Day of the girl child 2020 amplifies the voice and rights of girls everywhere. The theme for this year’s commemoration was “my voice, our equal future” reigniting a better world inspired and led by adolescent girls as part of the global generation equality movement.

She spoke on education and the cause of school dropouts while noting the importance of educating a girl child.

“Most of our parents use this pandemic to their advantage to get their girl child married off which led to school dropout. These are some of the issues affecting girls’ education but there are lots more. Therefore, I will recommend to the ChildFund, UNICEF, the government of The Gambia, non-government institutions, MoBSE, CPA, and the MoH to take this issue as a high priority”, she stated.

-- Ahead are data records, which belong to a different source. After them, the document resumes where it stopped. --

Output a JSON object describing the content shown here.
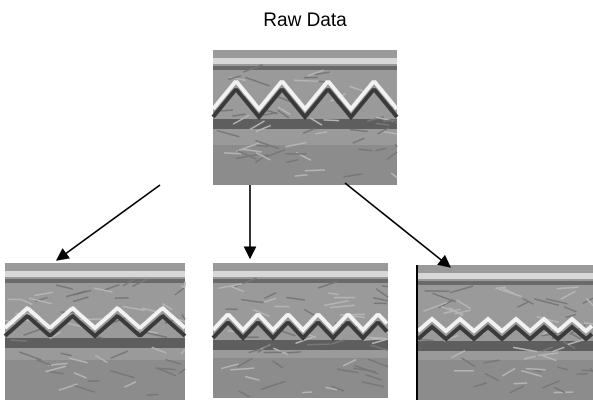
{
  "title": "Raw Data"
}
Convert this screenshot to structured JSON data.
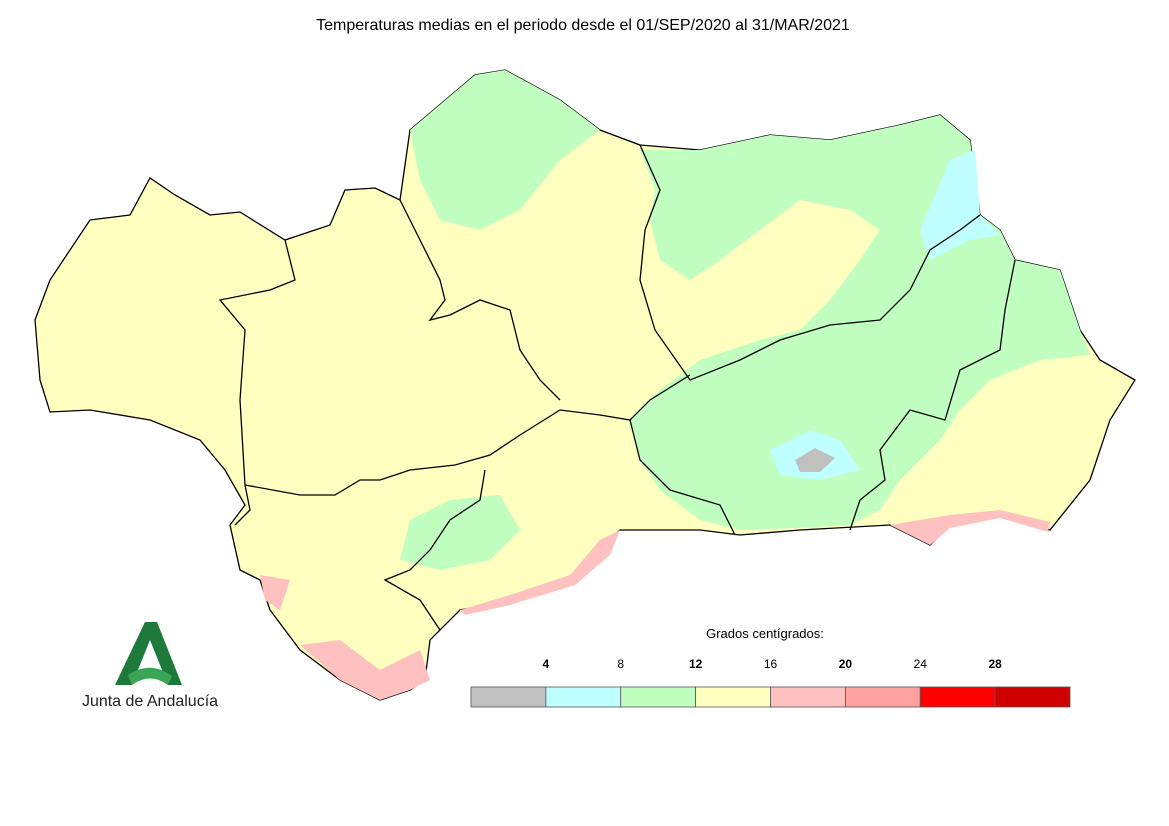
{
  "title": "Temperaturas medias en el periodo desde el 01/SEP/2020 al 31/MAR/2021",
  "legend": {
    "title": "Grados centígrados:",
    "ticks": [
      4,
      8,
      12,
      16,
      20,
      24,
      28
    ],
    "colors": [
      "#c0c0c0",
      "#c0ffff",
      "#c0ffc0",
      "#ffffc0",
      "#ffc0c0",
      "#ffa0a0",
      "#ff0000",
      "#d00000"
    ]
  },
  "logo": {
    "text": "Junta de Andalucía"
  }
}
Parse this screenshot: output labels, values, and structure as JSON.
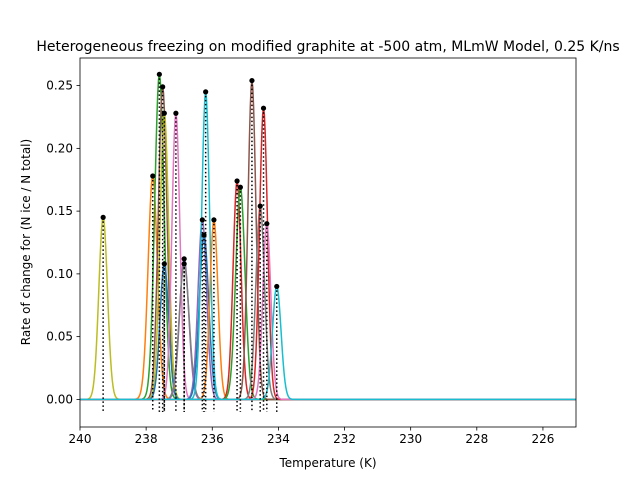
{
  "chart_data": {
    "type": "line",
    "title": "Heterogeneous freezing on modified graphite at -500 atm, MLmW Model, 0.25 K/ns",
    "xlabel": "Temperature (K)",
    "ylabel": "Rate of change for (N ice / N total)",
    "xlim": [
      240,
      225
    ],
    "ylim": [
      -0.022,
      0.272
    ],
    "xticks": [
      240,
      238,
      236,
      234,
      232,
      230,
      228,
      226
    ],
    "yticks": [
      0.0,
      0.05,
      0.1,
      0.15,
      0.2,
      0.25
    ],
    "xtick_labels": [
      "240",
      "238",
      "236",
      "234",
      "232",
      "230",
      "228",
      "226"
    ],
    "ytick_labels": [
      "0.00",
      "0.05",
      "0.10",
      "0.15",
      "0.20",
      "0.25"
    ],
    "grid": false,
    "legend": "none",
    "peak_marker_color": "#000000",
    "peak_line_style": "dotted",
    "series": [
      {
        "color": "#bcbd22",
        "peak_x": 239.3,
        "peak_y": 0.145,
        "width": 0.13
      },
      {
        "color": "#ff7f0e",
        "peak_x": 237.8,
        "peak_y": 0.178,
        "width": 0.14
      },
      {
        "color": "#2ca02c",
        "peak_x": 237.6,
        "peak_y": 0.259,
        "width": 0.14
      },
      {
        "color": "#8c564b",
        "peak_x": 237.5,
        "peak_y": 0.249,
        "width": 0.13
      },
      {
        "color": "#bcbd22",
        "peak_x": 237.45,
        "peak_y": 0.228,
        "width": 0.13
      },
      {
        "color": "#1f77b4",
        "peak_x": 237.45,
        "peak_y": 0.108,
        "width": 0.13
      },
      {
        "color": "#e377c2",
        "peak_x": 237.1,
        "peak_y": 0.228,
        "width": 0.12
      },
      {
        "color": "#9467bd",
        "peak_x": 236.85,
        "peak_y": 0.112,
        "width": 0.14
      },
      {
        "color": "#7f7f7f",
        "peak_x": 236.85,
        "peak_y": 0.108,
        "width": 0.15
      },
      {
        "color": "#9467bd",
        "peak_x": 236.3,
        "peak_y": 0.143,
        "width": 0.13
      },
      {
        "color": "#1f77b4",
        "peak_x": 236.25,
        "peak_y": 0.131,
        "width": 0.14
      },
      {
        "color": "#17becf",
        "peak_x": 236.2,
        "peak_y": 0.245,
        "width": 0.12
      },
      {
        "color": "#ff7f0e",
        "peak_x": 235.95,
        "peak_y": 0.143,
        "width": 0.12
      },
      {
        "color": "#d62728",
        "peak_x": 235.25,
        "peak_y": 0.174,
        "width": 0.12
      },
      {
        "color": "#2ca02c",
        "peak_x": 235.15,
        "peak_y": 0.169,
        "width": 0.14
      },
      {
        "color": "#8c564b",
        "peak_x": 234.8,
        "peak_y": 0.254,
        "width": 0.12
      },
      {
        "color": "#7f7f7f",
        "peak_x": 234.55,
        "peak_y": 0.154,
        "width": 0.13
      },
      {
        "color": "#d62728",
        "peak_x": 234.45,
        "peak_y": 0.232,
        "width": 0.12
      },
      {
        "color": "#e377c2",
        "peak_x": 234.35,
        "peak_y": 0.14,
        "width": 0.12
      },
      {
        "color": "#17becf",
        "peak_x": 234.05,
        "peak_y": 0.09,
        "width": 0.13
      }
    ]
  }
}
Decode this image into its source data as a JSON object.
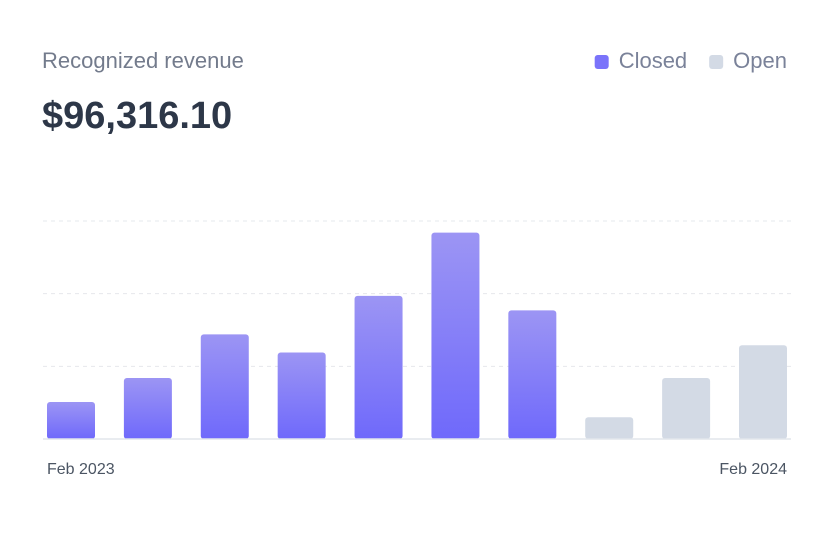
{
  "chart_data": {
    "type": "bar",
    "title": "Recognized revenue",
    "subtitle": "$96,316.10",
    "categories": [
      "Feb 2023",
      null,
      null,
      null,
      null,
      null,
      null,
      null,
      null,
      "Feb 2024"
    ],
    "series": [
      {
        "name": "Closed",
        "color": "#7a73fa",
        "values": [
          0.51,
          0.84,
          1.44,
          1.19,
          1.97,
          2.84,
          1.77,
          null,
          null,
          null
        ]
      },
      {
        "name": "Open",
        "color": "#d3dae5",
        "values": [
          null,
          null,
          null,
          null,
          null,
          null,
          null,
          0.3,
          0.84,
          1.29
        ]
      }
    ],
    "ylim": [
      0,
      3
    ],
    "yticks": [
      1,
      2,
      3
    ],
    "grid": true,
    "legend": "top-right"
  }
}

Lamin Fatty, national coordinator of CPA, said human rights is an issue of accountability. He stated that having laws alone is not enough.

Fatty said Covid-19 has created so many negative impacts but also positive opportunities that people can work on addressing issues of children particularly the girl child.

According to him, the pandemic has affected everybody but it affected the girl child the most.

“There has been a lot of discrimination against the girl child in The Gambia,” Fatty highlighted.

He urged the government to invest in children in the country.

Also speaking, Rohey Bittaye Darboe, permanent secretary, Ministry of Women, Children and Social Welfare, said the issue of GBV is really a challenge in the country.

She added that the 1313 hotline was launched during the pandemic to report any form of sexual or gender-based violence.

Essa Sowe, Deputy Secretary-General GTU, said records are showing that 25% of girls are dropping out of school.

“Covid-19 has limited the participation of girls in the recently concluded distance learning due to domestic choice”, he added.

For her part, Musu Kuta Komma-Bah, Country Director Childfund, stated that girls have the potential to change the world both as empowered girls today and as of tomorrow workers, mothers and thus contribute to gross domestic products (GDPs) of various countries.